I have been experimenting with various approaches, and the most extreme one was to remove most of the EcdsaAuthorization logic as well as all TokenStaking.seize calls. This would have cascading effects on tBTC Bridge contracts as they rely on WalletRegistry.seize. That would also require implementing weight decrease delays in the Allowlist, so essentially doing work that is already done in WalletRegistry. Considering the pros and cons, I decided on the least invasive option. The WalletRegistry still thinks in terms of stake authorization, but everything is based on the staking provider's weight as set in the Allowlist, and weight decrease delays are enforced by the existing mechanism in EcdsaAuthorization. The seize function does nothing except of emitting an event about detecting beta staker misbehavior.

To be done

Deployment script

We need to capture all existing beta stakers along with their current authorizations and initialize the Allowlist contract. We can do it by either replicating the existing weights or giving them all the same weight.

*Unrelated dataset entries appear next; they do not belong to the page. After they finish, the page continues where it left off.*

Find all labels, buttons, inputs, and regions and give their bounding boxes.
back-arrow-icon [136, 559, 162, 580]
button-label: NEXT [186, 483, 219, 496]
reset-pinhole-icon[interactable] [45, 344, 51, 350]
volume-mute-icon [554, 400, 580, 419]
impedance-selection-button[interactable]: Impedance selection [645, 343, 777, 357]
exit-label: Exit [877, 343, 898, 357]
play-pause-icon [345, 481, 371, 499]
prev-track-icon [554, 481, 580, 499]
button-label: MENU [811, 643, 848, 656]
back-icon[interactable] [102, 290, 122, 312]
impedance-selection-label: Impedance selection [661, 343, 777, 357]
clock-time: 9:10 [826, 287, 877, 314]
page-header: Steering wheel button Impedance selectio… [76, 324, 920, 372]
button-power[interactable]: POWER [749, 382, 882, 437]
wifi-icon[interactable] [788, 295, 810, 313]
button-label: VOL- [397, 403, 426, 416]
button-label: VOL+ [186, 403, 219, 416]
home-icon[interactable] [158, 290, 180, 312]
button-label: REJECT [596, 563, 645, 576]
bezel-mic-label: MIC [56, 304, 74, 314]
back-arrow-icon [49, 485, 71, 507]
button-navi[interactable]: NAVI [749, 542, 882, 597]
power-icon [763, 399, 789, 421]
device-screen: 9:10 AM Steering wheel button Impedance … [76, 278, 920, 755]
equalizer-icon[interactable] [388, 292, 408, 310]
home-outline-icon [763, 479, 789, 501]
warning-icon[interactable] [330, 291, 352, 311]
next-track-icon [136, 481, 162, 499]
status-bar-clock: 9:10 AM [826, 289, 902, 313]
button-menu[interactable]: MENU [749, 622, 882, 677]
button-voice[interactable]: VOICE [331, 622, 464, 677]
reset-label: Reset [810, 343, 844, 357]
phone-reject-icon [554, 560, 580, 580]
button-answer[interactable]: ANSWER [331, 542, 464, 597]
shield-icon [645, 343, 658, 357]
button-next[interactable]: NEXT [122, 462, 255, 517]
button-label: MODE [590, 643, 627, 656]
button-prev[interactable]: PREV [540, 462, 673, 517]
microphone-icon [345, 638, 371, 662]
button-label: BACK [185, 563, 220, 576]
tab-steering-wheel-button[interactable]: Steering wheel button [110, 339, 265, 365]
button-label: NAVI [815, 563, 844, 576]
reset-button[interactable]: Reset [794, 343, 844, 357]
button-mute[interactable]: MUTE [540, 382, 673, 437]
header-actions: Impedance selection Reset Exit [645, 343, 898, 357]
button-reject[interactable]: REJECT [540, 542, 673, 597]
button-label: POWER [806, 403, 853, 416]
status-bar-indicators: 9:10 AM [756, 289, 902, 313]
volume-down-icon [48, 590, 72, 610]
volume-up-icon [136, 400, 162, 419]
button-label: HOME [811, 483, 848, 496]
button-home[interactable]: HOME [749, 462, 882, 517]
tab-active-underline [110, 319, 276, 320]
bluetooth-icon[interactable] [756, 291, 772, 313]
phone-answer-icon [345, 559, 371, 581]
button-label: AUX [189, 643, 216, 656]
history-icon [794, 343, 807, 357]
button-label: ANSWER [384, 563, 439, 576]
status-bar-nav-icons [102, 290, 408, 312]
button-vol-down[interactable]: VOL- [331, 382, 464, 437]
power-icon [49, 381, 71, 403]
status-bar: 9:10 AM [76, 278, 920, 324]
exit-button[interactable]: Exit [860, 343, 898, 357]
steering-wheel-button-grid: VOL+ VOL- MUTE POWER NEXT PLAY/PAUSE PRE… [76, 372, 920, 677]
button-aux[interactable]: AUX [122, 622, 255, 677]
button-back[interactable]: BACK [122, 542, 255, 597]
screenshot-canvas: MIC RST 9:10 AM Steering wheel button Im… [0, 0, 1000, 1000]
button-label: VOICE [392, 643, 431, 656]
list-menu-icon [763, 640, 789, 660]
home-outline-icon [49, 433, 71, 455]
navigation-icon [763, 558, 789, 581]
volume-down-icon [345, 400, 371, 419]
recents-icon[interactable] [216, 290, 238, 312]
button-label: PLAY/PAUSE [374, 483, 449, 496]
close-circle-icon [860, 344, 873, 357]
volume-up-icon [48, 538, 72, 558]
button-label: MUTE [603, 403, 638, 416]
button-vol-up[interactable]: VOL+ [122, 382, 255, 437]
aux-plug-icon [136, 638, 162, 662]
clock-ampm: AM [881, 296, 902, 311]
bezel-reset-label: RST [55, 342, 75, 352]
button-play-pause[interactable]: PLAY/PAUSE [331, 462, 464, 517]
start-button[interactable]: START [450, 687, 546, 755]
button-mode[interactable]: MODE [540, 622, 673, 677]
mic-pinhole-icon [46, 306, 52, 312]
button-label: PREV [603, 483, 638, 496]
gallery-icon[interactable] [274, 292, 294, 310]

Integrate with WalletRegistry and tests

There are two approaches to achieve it. The first one is to get rid of all references to TokenStaking from tests and update them to work with Allowlist. Another approach is to let them work with TokenStaking but introduce another integration test for those two contracts. In this option, we could use in WalletRegistry something like:

    modifier onlyStakingContract() {
        address _allowlist = address(allowlist);
        require(
            // If the allowlist is set, accept calls only from the allowlist.
            // This is post-TIP-98 scenario. If the allowlist is not set, accept
            // calls only from the staking contract. This is pre-TIP-98 scenario.
            (_allowlist != address(0) && msg.sender == _allowlist) ||
                (_allowlist == address(0) && msg.sender == address(staking)),
            "Caller is not the staking contract"
        );
        _;
    }

    /// @notice Initializes V2 version of the WalletRegistry operating with the
    ///         Allowlist contract, as a result of TIP-098 and TIP-100 governance
    ///         decisions.
    function initializeV2(address _allowlist) external reinitializer(2) {
        allowlist = Allowlist(_allowlist);
    }

    /// @dev Provides the expected IStaking reference. If the allowlist is set,
    ///      it acts as the staking contract. If it is not set, the TokenStaking
    ///      acts as the staking contract.
    function _staking() internal returns (IStaking) {
        if (address(allowlist) != address(0)) {
            return IStaking(allowlist);
        }

        return staking;
    }

Note that the WalletRegistry is close to the maximum allowed contract size and - surprise! - adding the logic above makes it exceed the allowed size. This could potentially be alleviated by removing some of the functionality. For example, in the challengeDkgResult function we have a try catch as well as a call to dkg.requireChallengeExtraGas(). This could potentially be eliminated as a no-op seize in Allowlist is guaranteed to always succeed. Also, post EIP-7702, the require(msg.sender == tx.origin, "Not EOA") check is no longer guaranteed to work as expected.